Longtemps, les rapaces racistes ont tourné au-dessus de Crépol. Identitaires, élu·es du Rassemblement national et autres partisans de la guerre civile ont pensé voir, dans la mort de Thomas, 16 ans, tué à l’arme blanche à la fin d’un bal de ce village isérois, le 19 novembre 2023, le festin de leur funeste idéologie. Mais il n’en était rien. C’est ce que montrent les journalistes Jean-Michel Décugis, Pauline Guéna et Marc Leplongeon dans Une nuit en France. Cette plongée, rigoureuse et haletante, donne un écho intéressant au combat mené par des habitant·es de Crépol et des alentours qui tentent de panser, aujourd’hui, les blessures laissées par cette fameuse nuit.
On ne peut plus rien dire. Liberté d’expression : le grand retournement, Thomas Horchmann, Anamosa, 69 pages, 5 euros.

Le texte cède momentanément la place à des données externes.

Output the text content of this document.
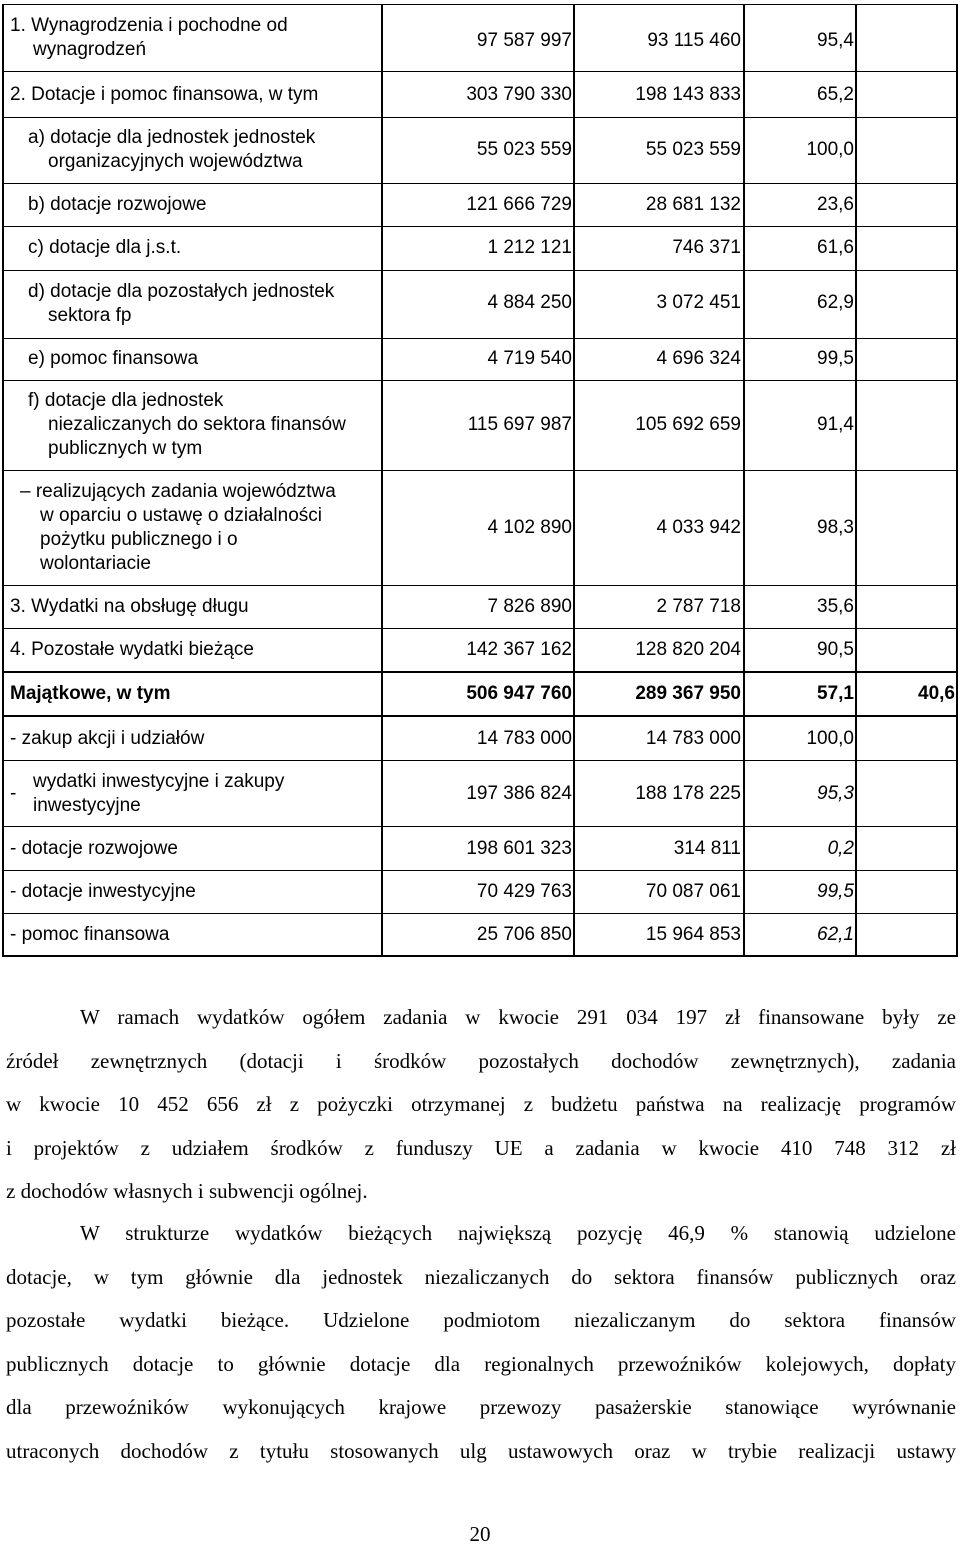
1. Wynagrodzenia i pochodne od
wynagrodzeń	97 587 997	93 115 460	95,4
2. Dotacje i pomoc finansowa, w tym	303 790 330	198 143 833	65,2
a) dotacje dla jednostek jednostek
organizacyjnych województwa
55 023 559	55 023 559	100,0
b) dotacje rozwojowe	121 666 729	28 681 132	23,6
c) dotacje dla j.s.t.	1 212 121	746 371	61,6
d) dotacje dla pozostałych jednostek
sektora fp
4 884 250	3 072 451	62,9
e) pomoc finansowa	4 719 540	4 696 324	99,5
f) dotacje dla jednostek
niezaliczanych do sektora finansów
publicznych w tym
115 697 987	105 692 659	91,4
– realizujących zadania województwa
w oparciu o ustawę o działalności
pożytku publicznego i o
wolontariacie
4 102 890	4 033 942	98,3
3. Wydatki na obsługę długu	7 826 890	2 787 718	35,6
4. Pozostałe wydatki bieżące	142 367 162	128 820 204	90,5
Majątkowe, w tym	506 947 760	289 367 950	57,1	40,6
- zakup akcji i udziałów	14 783 000	14 783 000	100,0
-
wydatki inwestycyjne i zakupy
inwestycyjne
197 386 824	188 178 225	95,3
- dotacje rozwojowe	198 601 323	314 811	0,2
- dotacje inwestycyjne	70 429 763	70 087 061	99,5
- pomoc finansowa	25 706 850	15 964 853	62,1
W ramach wydatków ogółem zadania w kwocie 291 034 197 zł finansowane były ze
źródeł zewnętrznych (dotacji i środków pozostałych dochodów zewnętrznych), zadania
w kwocie 10 452 656 zł z pożyczki otrzymanej z budżetu państwa na realizację programów
i projektów z udziałem środków z funduszy UE a zadania w kwocie 410 748 312 zł
z dochodów własnych i subwencji ogólnej.
W strukturze wydatków bieżących największą pozycję 46,9 % stanowią udzielone
dotacje, w tym głównie dla jednostek niezaliczanych do sektora finansów publicznych oraz
pozostałe wydatki bieżące. Udzielone podmiotom niezaliczanym do sektora finansów
publicznych dotacje to głównie dotacje dla regionalnych przewoźników kolejowych, dopłaty
dla przewoźników wykonujących krajowe przewozy pasażerskie stanowiące wyrównanie
utraconych dochodów z tytułu stosowanych ulg ustawowych oraz w trybie realizacji ustawy
20
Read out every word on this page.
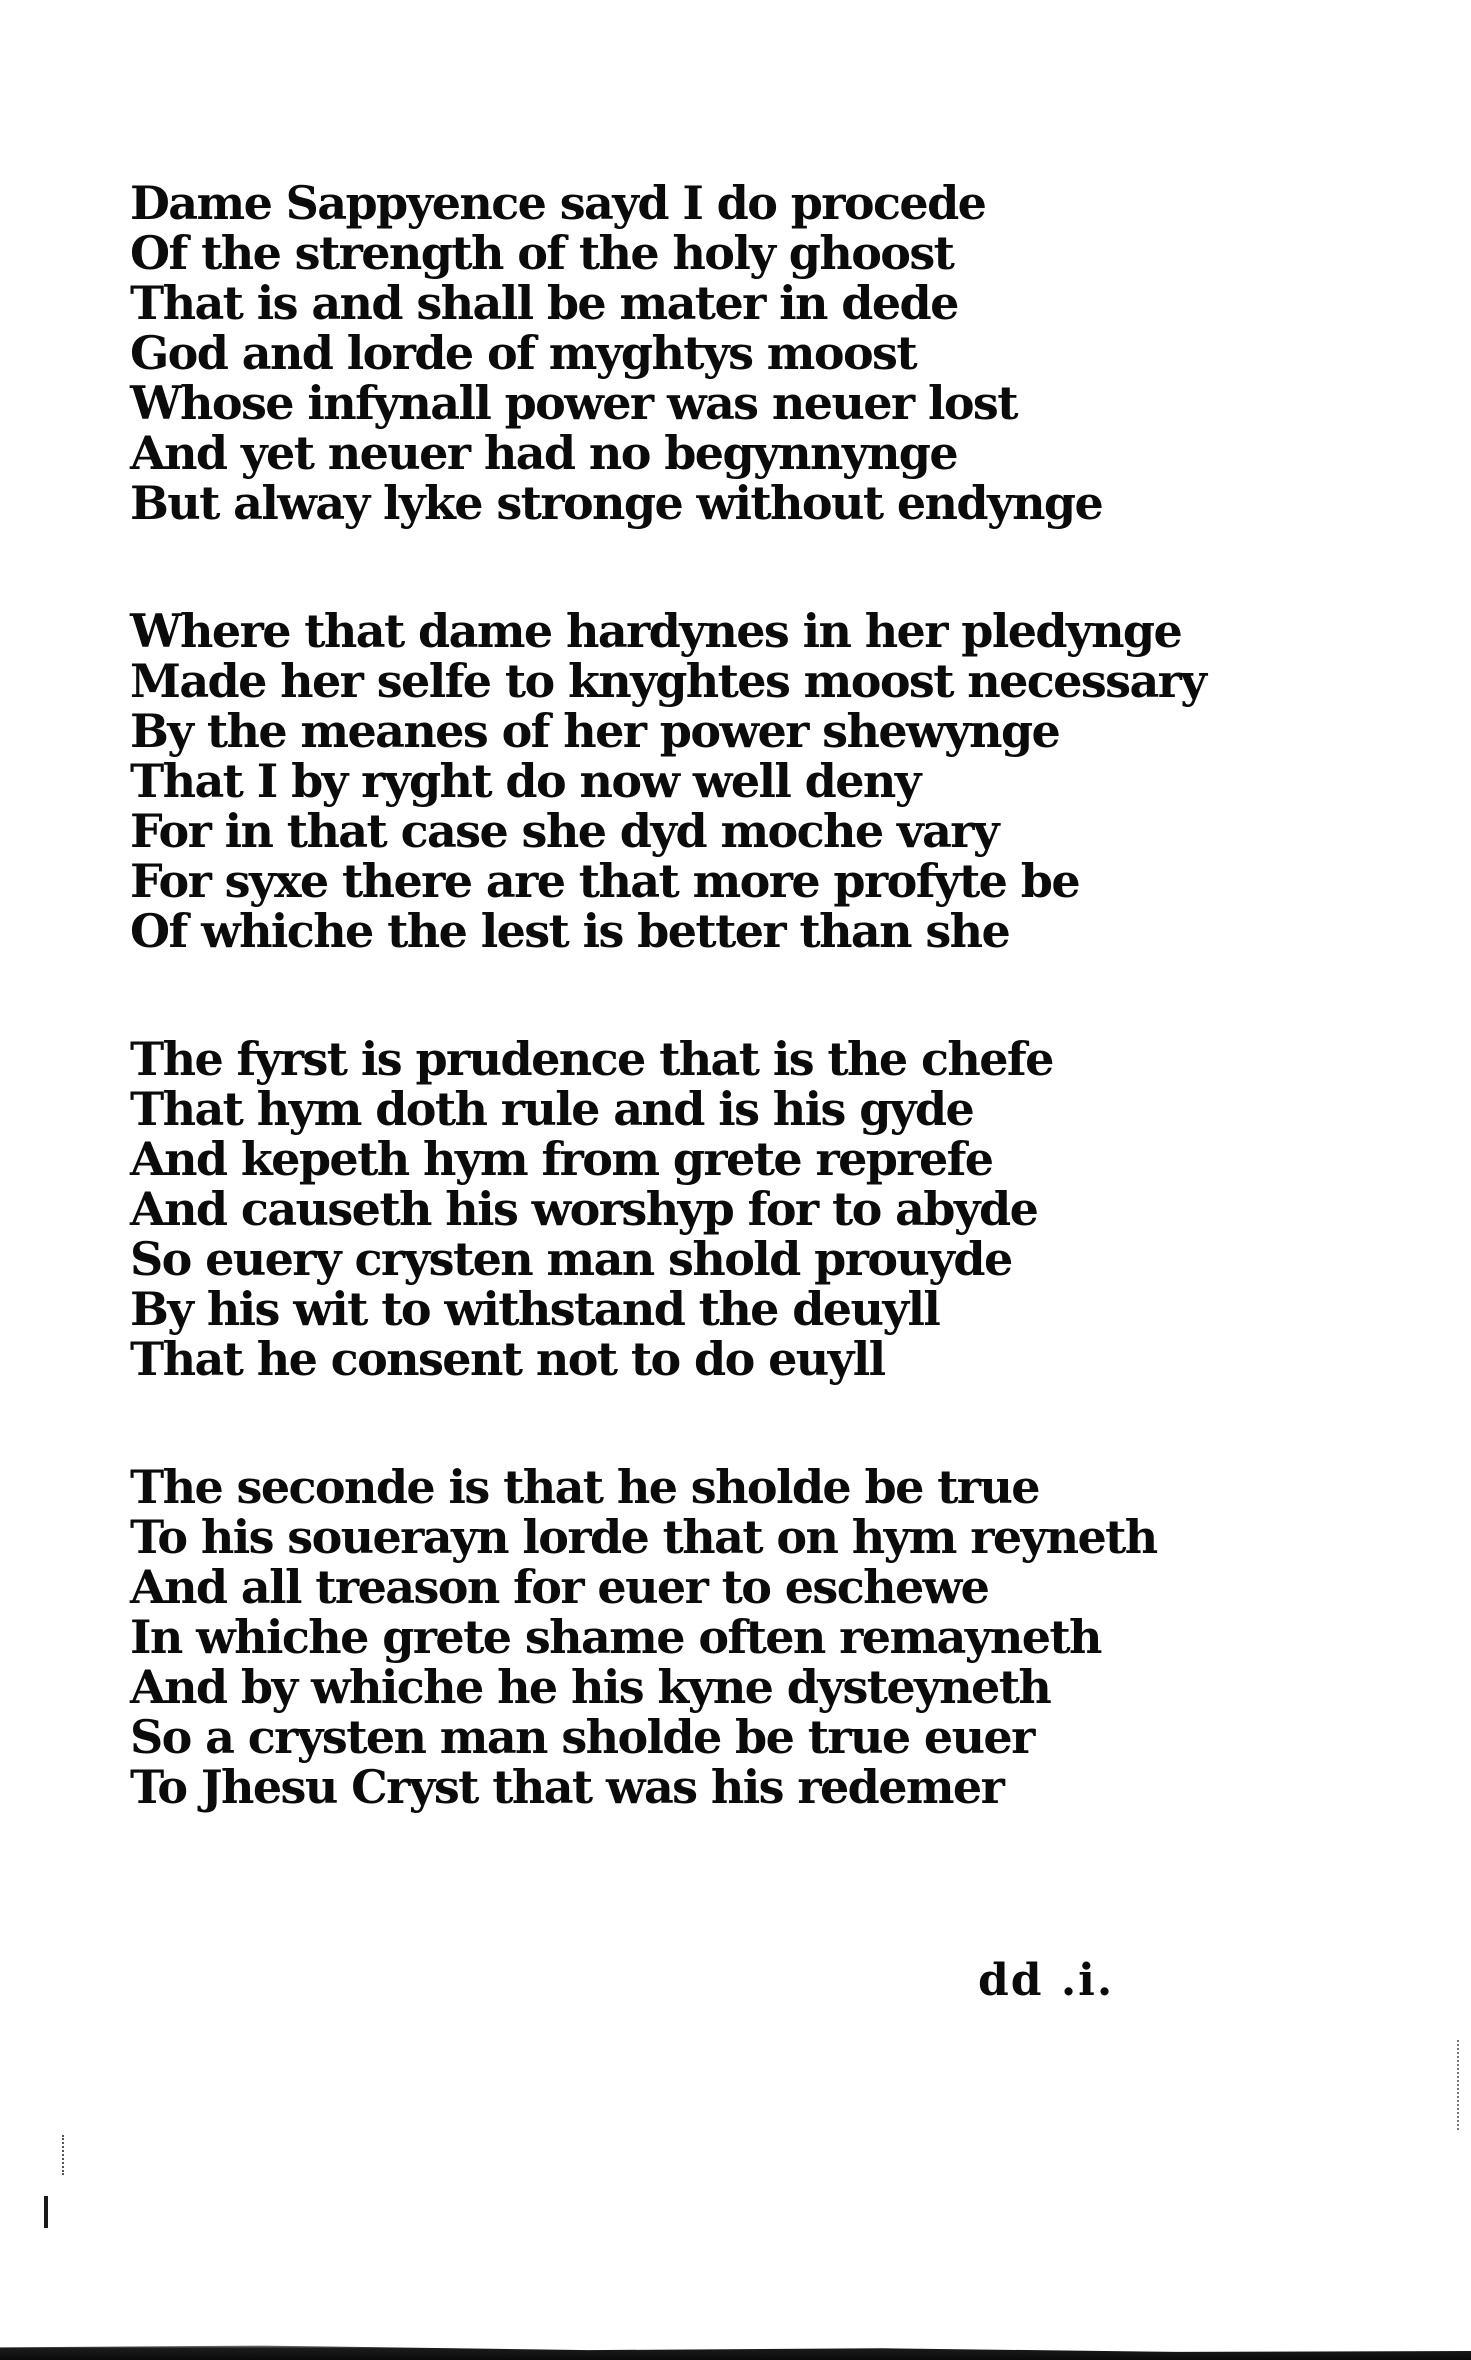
Dame Sappyence sayd I do procede
Of the strength of the holy ghoost
That is and shall be mater in dede
God and lorde of myghtys moost
Whose infynall power was neuer lost
And yet neuer had no begynnynge
But alway lyke stronge without endynge
Where that dame hardynes in her pledynge
Made her selfe to knyghtes moost necessary
By the meanes of her power shewynge
That I by ryght do now well deny
For in that case she dyd moche vary
For syxe there are that more profyte be
Of whiche the lest is better than she
The fyrst is prudence that is the chefe
That hym doth rule and is his gyde
And kepeth hym from grete reprefe
And causeth his worshyp for to abyde
So euery crysten man shold prouyde
By his wit to withstand the deuyll
That he consent not to do euyll
The seconde is that he sholde be true
To his souerayn lorde that on hym reyneth
And all treason for euer to eschewe
In whiche grete shame often remayneth
And by whiche he his kyne dysteyneth
So a crysten man sholde be true euer
To Jhesu Cryst that was his redemer
dd .i.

C’est avec ironie que Thomas Hochmann a pris pour titre de son essai cursif et utile cette plainte récurrente : « On ne peut plus rien dire… » En juriste et en multipliant les exemples, d’Éric Zemmour à Cyril Hanouna, il démonte, pour les combattre, les arguties de l’extrême droite et de ses suiveurs quand ils utilisent la notion de « liberté d’expression » en la dépouillant de son contenu. Thomas Hochmann montre efficacement combien les limites posées par le droit protègent en réalité l’exercice de cette liberté et ne sont en rien des censures. « Le libre échange des opinions a besoin d’une base factuelle partagée », rappelle-t-il également, à l’heure de la désinformation. Il aborde enfin les questions sensibles liées à l’antisémitisme et à l’islamophobie.